What Beirut is depends entirely on where you are. If you’re gazing at the beautifully reconstructed colonial relics and mosques of central Beirut’s Downtown, the city is a triumph of rejuvenation over disaster.

If you’re in the young, vibrant neighbourhoods of Gemmayzeh or Achrafiye, Beirut is about living for the moment: partying, eating and drinking as if there’s no tomorrow. If you’re standing in the shadow of buildings still peppered with bullet holes, or walking the Green Line with an elderly resident, it’s a city of bitter memories and a dark past.
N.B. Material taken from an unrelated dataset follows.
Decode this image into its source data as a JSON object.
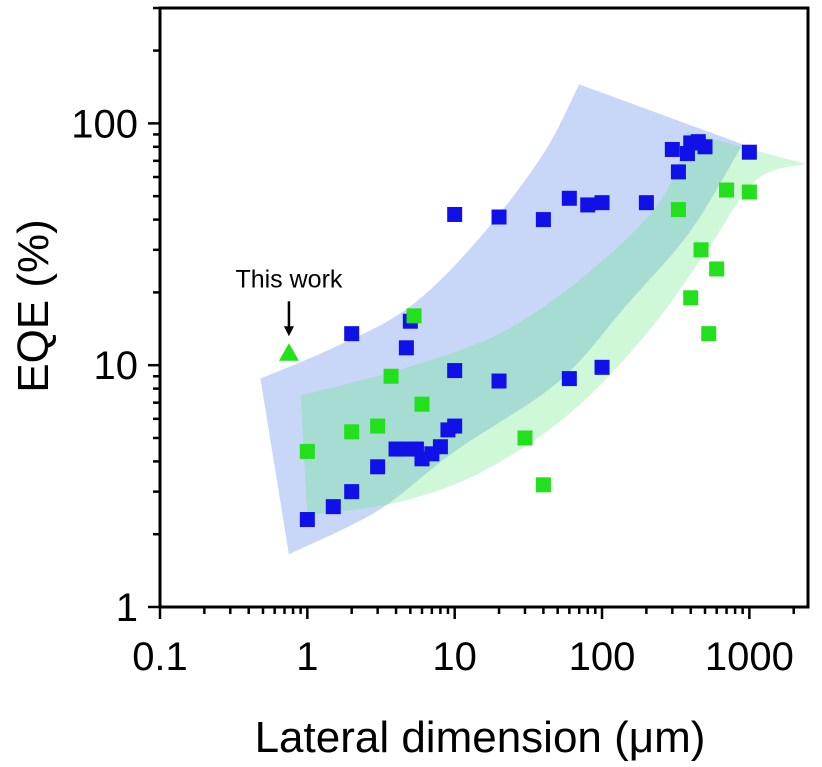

If you’re with Beirut’s Armenians, Beirut is about salvation; if you’re with its handful of Jews, it’s about hiding your true identity. Here you’ll find the freest gay scene in the Arab Middle East, yet homosexuality is still illegal. If you’re in one of Beirut’s southern refugee camps, Beirut is about sorrow and displacement; other southern districts are considered a base for paramilitary operations and south Beirut is home to infamous Hezbollah secretary general, Hassan Nasrallah. For some, it’s a city of fear; for others, freedom.

Throw in maniacal drivers, air pollution from old, smoking Mercedes taxis, world-class universities, bars to rival Soho and coffee thicker than mud, political demonstrations, and swimming pools awash with more silicone than Miami. Add people so friendly you’ll swear it can’t be true, a political situation existing on a knife-edge, internationally renowned museums and gallery openings that continue in the face of explosions, assassinations and power cuts, and you’ll find that you’ve never experienced a capital city quite so alive and kicking – despite its frequent volatility.